Why do we who are not jurors then believe what the media’s hired guns may be saying? Even if all of the words from a trial are reported verbatim by the media, each of us decides on the truthfulness of witnesses by watching them as we listen. Do they make eye contact? Do they seem embarrassed to admit errors? Do they hang their heads? Does their voice drop during cross examination? Those clues are how we each decide if what we are hearing is the truth — and that assumes that you are getting a verbatim report, which is not always the case.

As a juror, you would only hear the lawfully admissible evidence. Matters that are improperly prejudicial must be excluded. For example, all of the evidence of Casey Anthony going clubbing or getting a tattoo may seem morally awful, but does it help one bit in answering — Why is Caylee dead? It becomes nothing more than a part of one side’s theory of a motive to commit the acts. But it is only a theory.

Quite obviously there are contrary theories; including the most obvious one: even if Casey benefited from the death, was able to restart her life without the “burden” of a child, reach out for a second chance at Bella Vita — no matter how terrible the concept behind that theory is — it still does not give us one bit of proof as to how and why Caylee is dead.

3 QUESTIONS

Let us try to answer only three essential questions before agreeing to convict:

1. What caused her death? Was she drowned? Suffocated? Manually strangled? Did she die of disease, or natural causes, or even by an unfortunate accident, and then the death was covered up? If the medical evidence does not create certain proof of death, then the burden on the state is virtually overwhelming. It must now disprove all other theories to reach above the reasonable doubt standard. When noted experts come forward to dispute even the very cause or manner of death, what can the jurors really know about how she died? What was proven beyond a reasonable doubt about how Caylee died?

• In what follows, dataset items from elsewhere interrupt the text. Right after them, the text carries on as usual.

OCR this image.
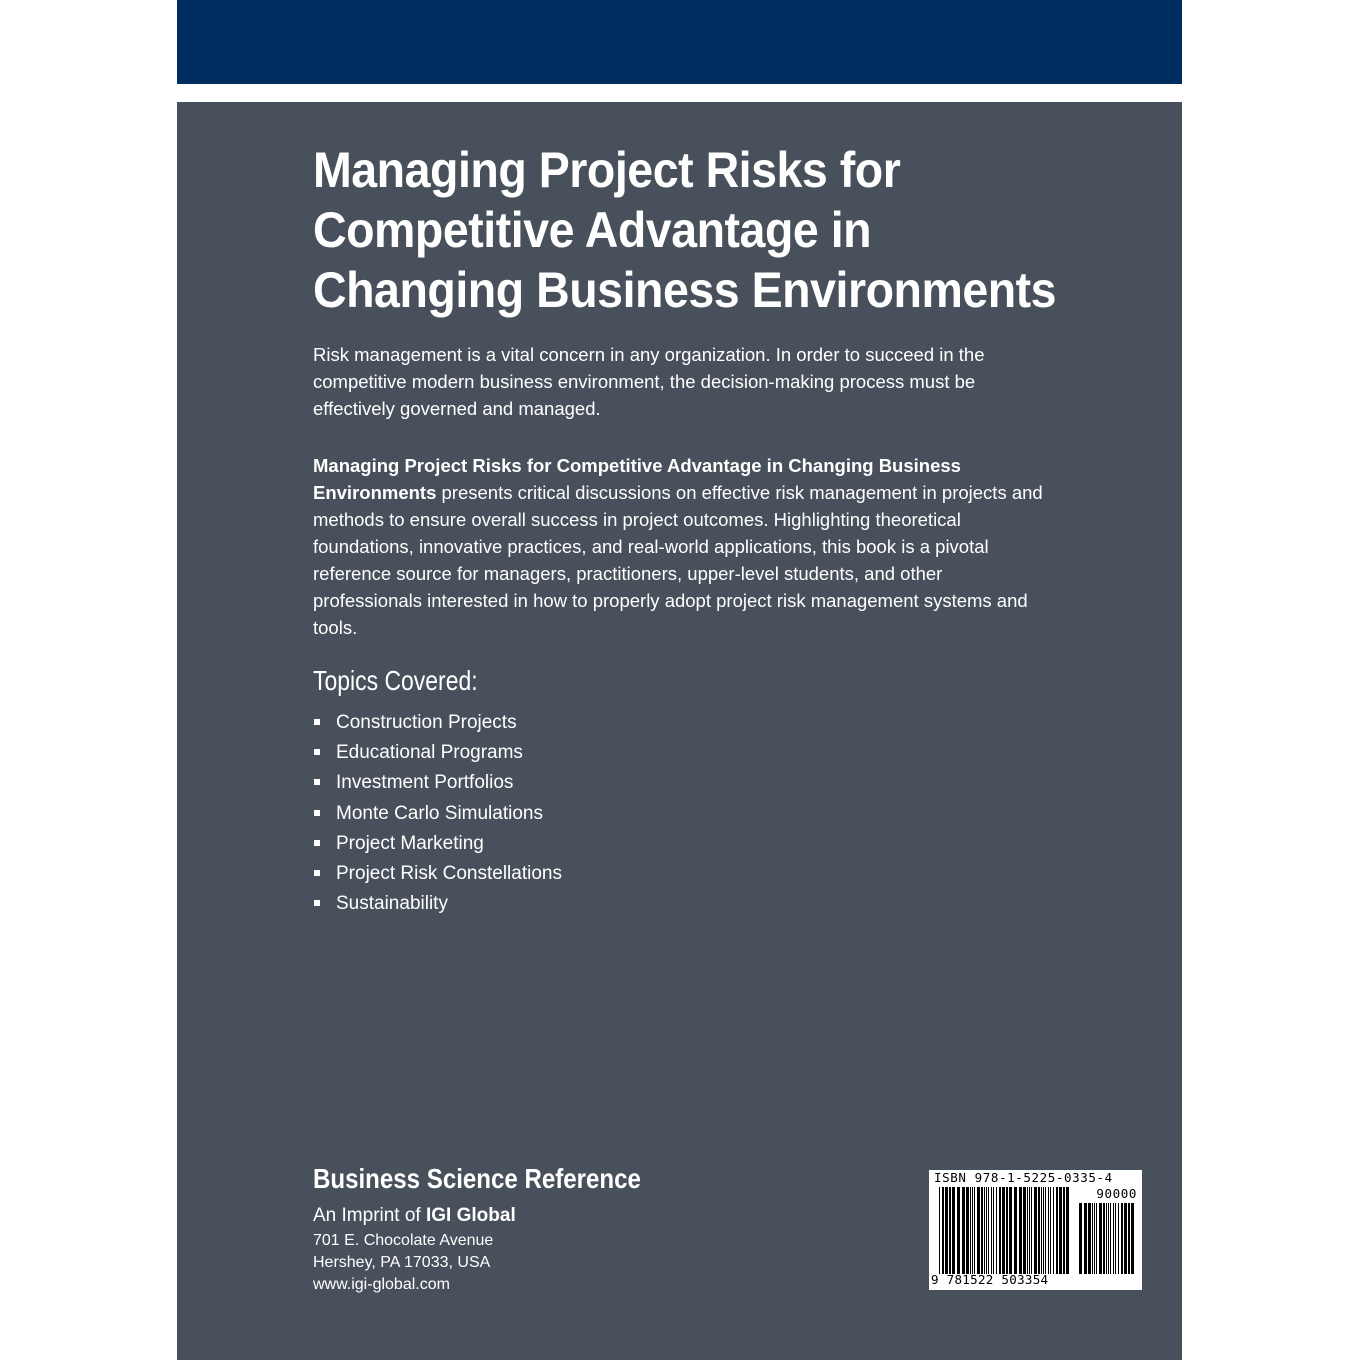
Managing Project Risks for
Competitive Advantage in
Changing Business Environments

Risk management is a vital concern in any organization. In order to succeed in the competitive modern business environment, the decision-making process must be effectively governed and managed.

Managing Project Risks for Competitive Advantage in Changing Business Environments presents critical discussions on effective risk management in projects and methods to ensure overall success in project outcomes. Highlighting theoretical foundations, innovative practices, and real-world applications, this book is a pivotal reference source for managers, practitioners, upper-level students, and other professionals interested in how to properly adopt project risk management systems and tools.

Topics Covered:
Construction Projects
Educational Programs
Investment Portfolios
Monte Carlo Simulations
Project Marketing
Project Risk Constellations
Sustainability
Business Science Reference
An Imprint of IGI Global
701 E. Chocolate Avenue
Hershey, PA 17033, USA
www.igi-global.com
ISBN 978-1-5225-0335-4
90000
9 781522 503354
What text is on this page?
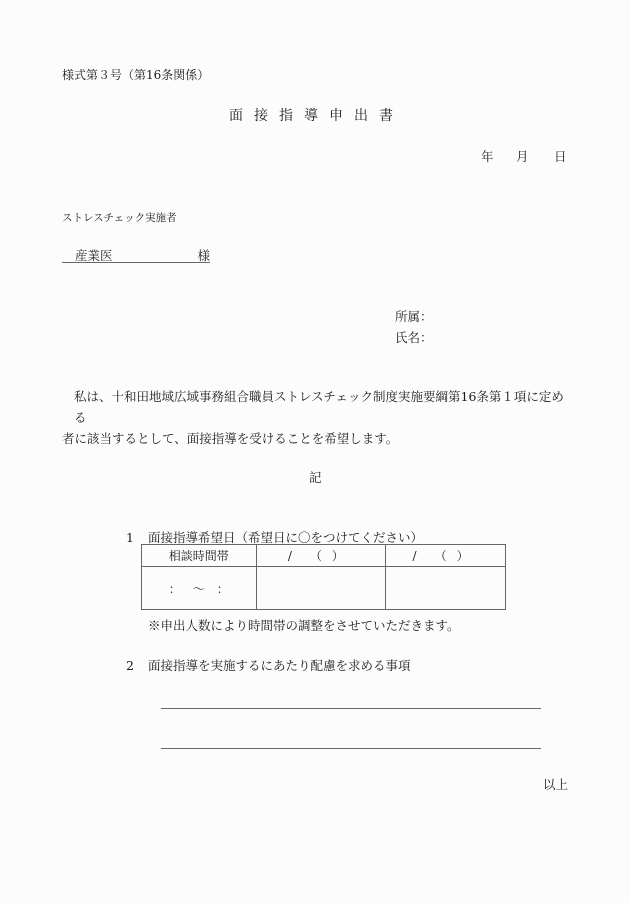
様式第３号（第16条関係）
面接指導申出書
年	月	日
ストレスチェック実施者
産業医	様
所属：
氏名：

私は、十和田地域広域事務組合職員ストレスチェック制度実施要綱第16条第１項に定める

者に該当するとして、面接指導を受けることを希望します。

記
1 面接指導希望日（希望日に〇をつけてください）
相談時間帯	/ （）	/ （）
： ～ ：		
※申出人数により時間帯の調整をさせていただきます。
2 面接指導を実施するにあたり配慮を求める事項
以上
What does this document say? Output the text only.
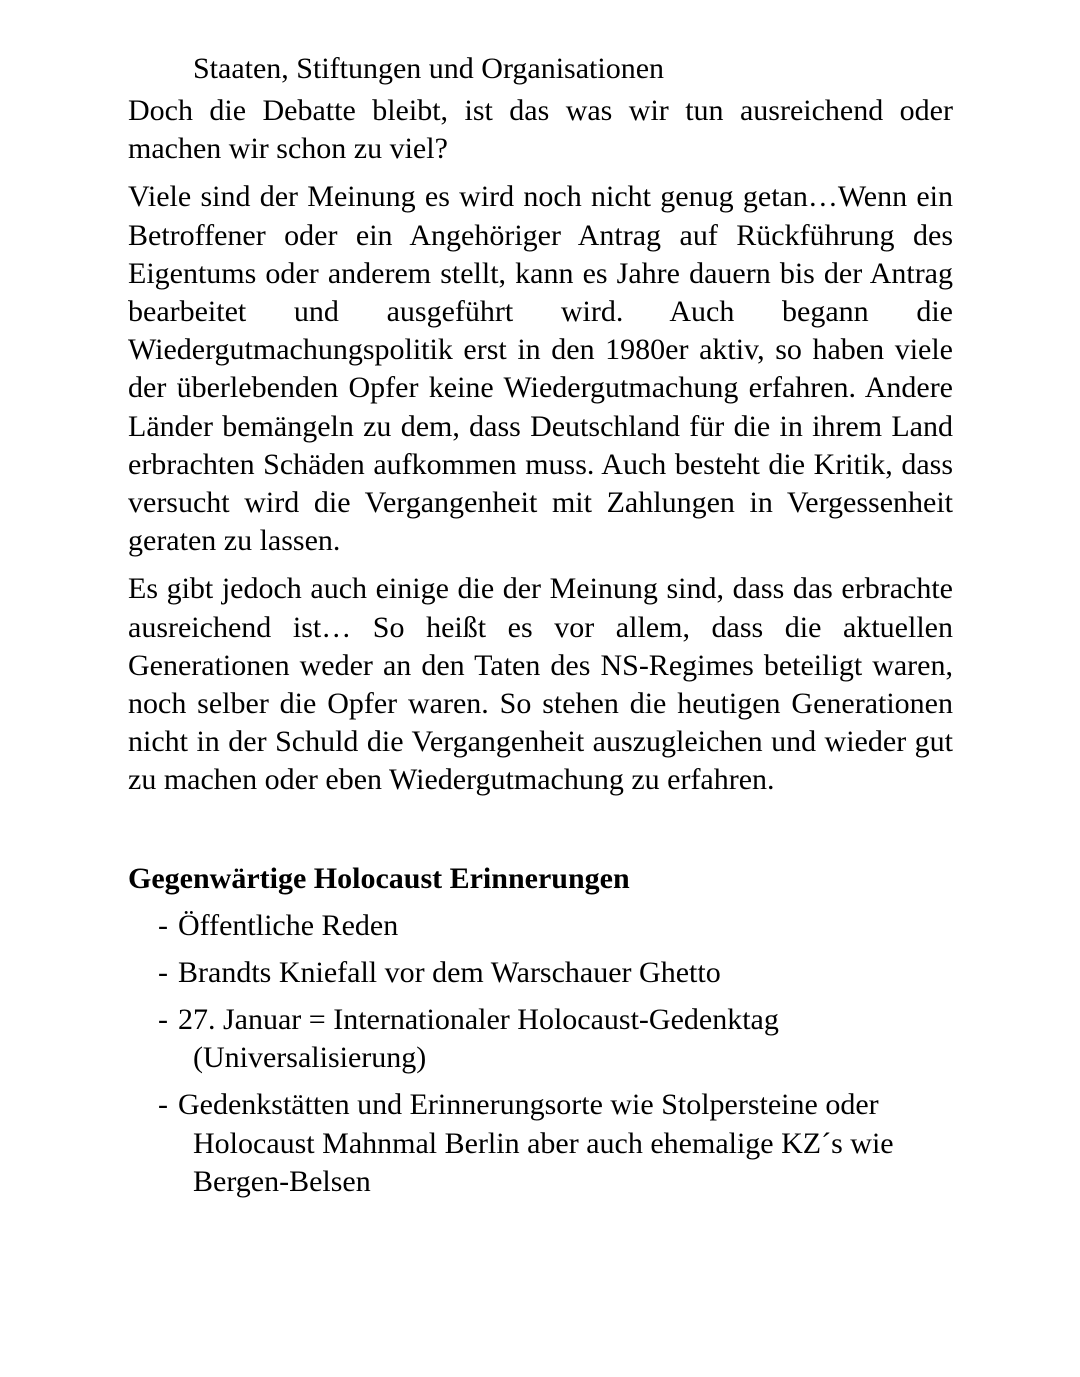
Staaten, Stiftungen und Organisationen

Doch die Debatte bleibt, ist das was wir tun ausreichend oder machen wir schon zu viel?

Viele sind der Meinung es wird noch nicht genug getan…Wenn ein Betroffener oder ein Angehöriger Antrag auf Rückführung des Eigentums oder anderem stellt, kann es Jahre dauern bis der Antrag bearbeitet und ausgeführt wird. Auch begann die Wiedergutmachungspolitik erst in den 1980er aktiv, so haben viele der überlebenden Opfer keine Wiedergutmachung erfahren. Andere Länder bemängeln zu dem, dass Deutschland für die in ihrem Land erbrachten Schäden aufkommen muss. Auch besteht die Kritik, dass versucht wird die Vergangenheit mit Zahlungen in Vergessenheit geraten zu lassen.

Es gibt jedoch auch einige die der Meinung sind, dass das erbrachte ausreichend ist… So heißt es vor allem, dass die aktuellen Generationen weder an den Taten des NS-Regimes beteiligt waren, noch selber die Opfer waren. So stehen die heutigen Generationen nicht in der Schuld die Vergangenheit auszugleichen und wieder gut zu machen oder eben Wiedergutmachung zu erfahren.

Gegenwärtige Holocaust Erinnerungen
- Öffentliche Reden
- Brandts Kniefall vor dem Warschauer Ghetto
- 27. Januar = Internationaler Holocaust-Gedenktag (Universalisierung)
- Gedenkstätten und Erinnerungsorte wie Stolpersteine oder Holocaust Mahnmal Berlin aber auch ehemalige KZ´s wie Bergen-Belsen
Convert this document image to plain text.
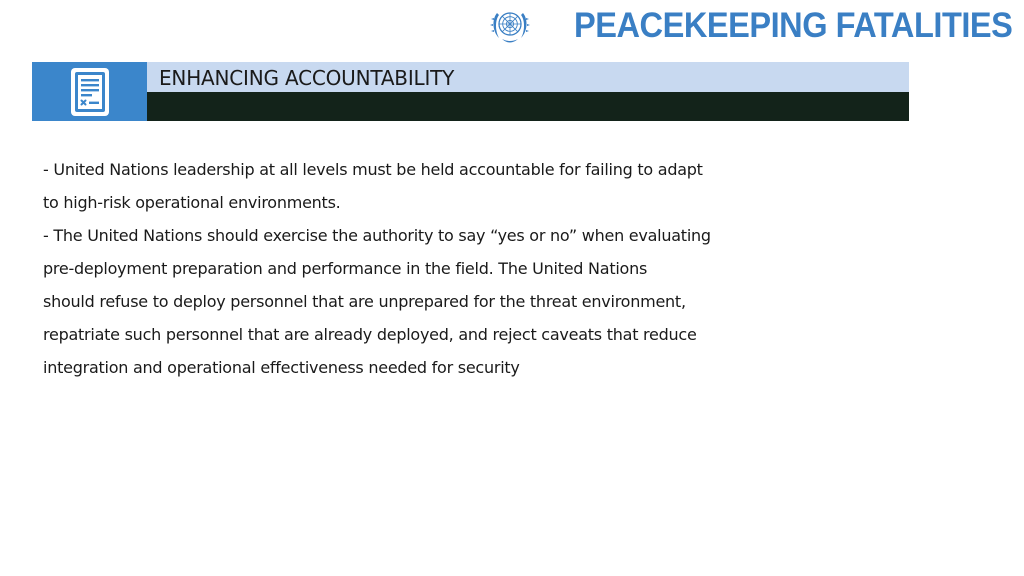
PEACEKEEPING FATALITIES
ENHANCING ACCOUNTABILITY
- United Nations leadership at all levels must be held accountable for failing to adapt
to high-risk operational environments.
- The United Nations should exercise the authority to say “yes or no” when evaluating
pre-deployment preparation and performance in the field. The United Nations
should refuse to deploy personnel that are unprepared for the threat environment,
repatriate such personnel that are already deployed, and reject caveats that reduce
integration and operational effectiveness needed for security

2. Next, if you are persuaded that the death was a homicide, what degree of crime was it? Was it an intentional killing and first-degree murder? Was it an intentional violent act, but one not intended to kill, making it second-degree murder? Was it a reckless or highly negligent act that caused the death, making it manslaughter?
Yes, the prosecution’s theory was that it took place during an abuse of the child, legally consistent with first-degree. Remember, that one could try to cover up any of those types of unlawful homicide, but also might cover up an accidental or natural death, as well. The actions to cover up may give us no clue as to how death was caused. Now that you have followed all of the stories in the media, and perhaps watched the daily coverage, can you tell your friend or neighbor the exact facts of how Caylee’s life ended? Or are you left with your own best theory, no matter how sure you are — but no actual proof that you are right?

3. Finally, we must all ask ourselves, who did it? Casey? Did another family member do the act, perhaps even at her request? Was it a boyfriend or lover? Could it have been someone extremely angry at Casey? Or even a stranger or random crime? Some crazed person who kills children? We may all have our beliefs, but is there truly proof that excludes each and every reasonable doubt?

In truth, having all of these versions of the degree of the crime, the manner of the crime, and little proof as to how any one theory precludes the reasonable doubts raised by the alternate theories — the jury in the trial of Casey Anthony had no legal option but to find the existence of such doubt. If so, jurors would have been acting contrary to their sworn oaths. They chose to act lawfully.

BURDEN OF PROOF

We should all be proud of their courage, even as some may seethe with anger at the result. Sure, the evidence points to Casey and she may have done it; perhaps you think that she probably did it; or that she must have done it — but relying only on the proof presented at trial, and asking yourself all of the questions the jurors’ would be duty bound to ask themselves — do you have a doubt about how, in what manner, at whose hands, and Why is Caylee dead?